A investigação contra uma dentista presa em Goiânia por suspeita de causar deformidades e sequelas graves em pacientes após procedimentos estéticos ganhou novos desdobramentos nos últimos dias. Após a prisão preventiva da profissional, novas vítimas procuraram a Polícia Civil para denunciar complicações decorrentes de intervenções realizadas na clínica localizada no Setor Bueno.
Com os novos relatos, o número de pacientes que afirmam ter sofrido lesões, deformidades e sequelas permanentes aumentou significativamente, ampliando o alcance das investigações conduzidas pela Polícia Civil de Goiás.
Segundo os investigadores, as denúncias envolvem procedimentos como rinoplastia, lipoaspiração de papada, bichectomia e cirurgias faciais consideradas de maior complexidade. As vítimas relatam complicações que incluem infecções, fibroses, necroses, cicatrizes permanentes e alterações estéticas graves.
Polícia apura atuação sem habilitação específica
De acordo com a apuração policial, a profissional não possuía autorização necessária para realizar parte dos procedimentos executados na clínica no período investigado. As investigações apontam que algumas intervenções eram feitas em ambiente considerado inadequado para procedimentos invasivos, sem a estrutura exigida para atendimentos de maior complexidade.

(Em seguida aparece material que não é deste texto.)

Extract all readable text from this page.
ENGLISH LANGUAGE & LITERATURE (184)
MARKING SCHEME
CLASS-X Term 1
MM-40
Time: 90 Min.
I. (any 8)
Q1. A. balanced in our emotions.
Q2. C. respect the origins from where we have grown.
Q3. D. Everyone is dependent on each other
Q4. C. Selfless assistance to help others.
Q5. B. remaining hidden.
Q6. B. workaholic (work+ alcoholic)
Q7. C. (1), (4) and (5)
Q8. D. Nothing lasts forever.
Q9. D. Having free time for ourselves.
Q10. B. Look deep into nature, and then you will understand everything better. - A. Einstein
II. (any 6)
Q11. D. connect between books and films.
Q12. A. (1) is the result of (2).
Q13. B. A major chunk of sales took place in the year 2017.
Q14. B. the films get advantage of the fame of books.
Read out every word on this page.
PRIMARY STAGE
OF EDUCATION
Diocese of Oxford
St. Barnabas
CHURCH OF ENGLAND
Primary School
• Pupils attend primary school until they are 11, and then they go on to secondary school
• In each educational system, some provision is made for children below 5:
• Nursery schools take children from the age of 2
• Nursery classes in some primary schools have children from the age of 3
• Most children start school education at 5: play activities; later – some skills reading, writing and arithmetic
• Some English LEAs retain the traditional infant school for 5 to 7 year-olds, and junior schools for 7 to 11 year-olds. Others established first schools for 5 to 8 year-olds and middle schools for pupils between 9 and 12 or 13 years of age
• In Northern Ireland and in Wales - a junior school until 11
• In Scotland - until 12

Um dos pontos que chamou atenção dos investigadores foi o relato de pacientes sobre procedimentos que duravam várias horas. Há registros de atendimentos que teriam ultrapassado 12 horas de duração. Em um dos casos analisados pela polícia, a dentista teria interrompido uma intervenção para fazer contato telefônico e buscar orientações sobre a execução do procedimento que realizava naquele momento.
Clínica foi interditada e bens bloqueados
A operação que resultou na prisão contou com apoio da Vigilância Sanitária, que interditou a clínica durante o cumprimento dos mandados judiciais. Além da prisão preventiva, a Justiça autorizou buscas em imóveis ligados à investigada e determinou o bloqueio de aproximadamente R$ 600 mil em bens e valores.
Durante a ação, policiais apreenderam prontuários, documentos, contratos, equipamentos e aparelhos eletrônicos que serão analisados para aprofundar as investigações. Uma funcionária também foi presa em flagrante após suposta tentativa de esconder materiais e objetos que poderiam interessar à apuração policial.
Caso reacende debate sobre procedimentos estéticos
O caso voltou a levantar discussões sobre os limites da atuação de profissionais da área estética, a fiscalização de clínicas e os riscos de procedimentos realizados sem a qualificação necessária. Especialistas alertam que intervenções estéticas invasivas exigem formação específica, protocolos rígidos de segurança e acompanhamento adequado antes, durante e após os procedimentos.
O Conselho Regional de Odontologia informou que procedimentos cirúrgicos faciais mais complexos só podem ser realizados por profissionais que possuam habilitação e especialização reconhecidas para esse tipo de atuação.
A Polícia Civil segue recebendo novas denúncias e não descarta o surgimento de outras vítimas. A investigação apura possíveis crimes relacionados a lesão corporal, exercício irregular da profissão, funcionamento inadequado do estabelecimento e outras infrações que possam ter ocorrido durante os atendimentos.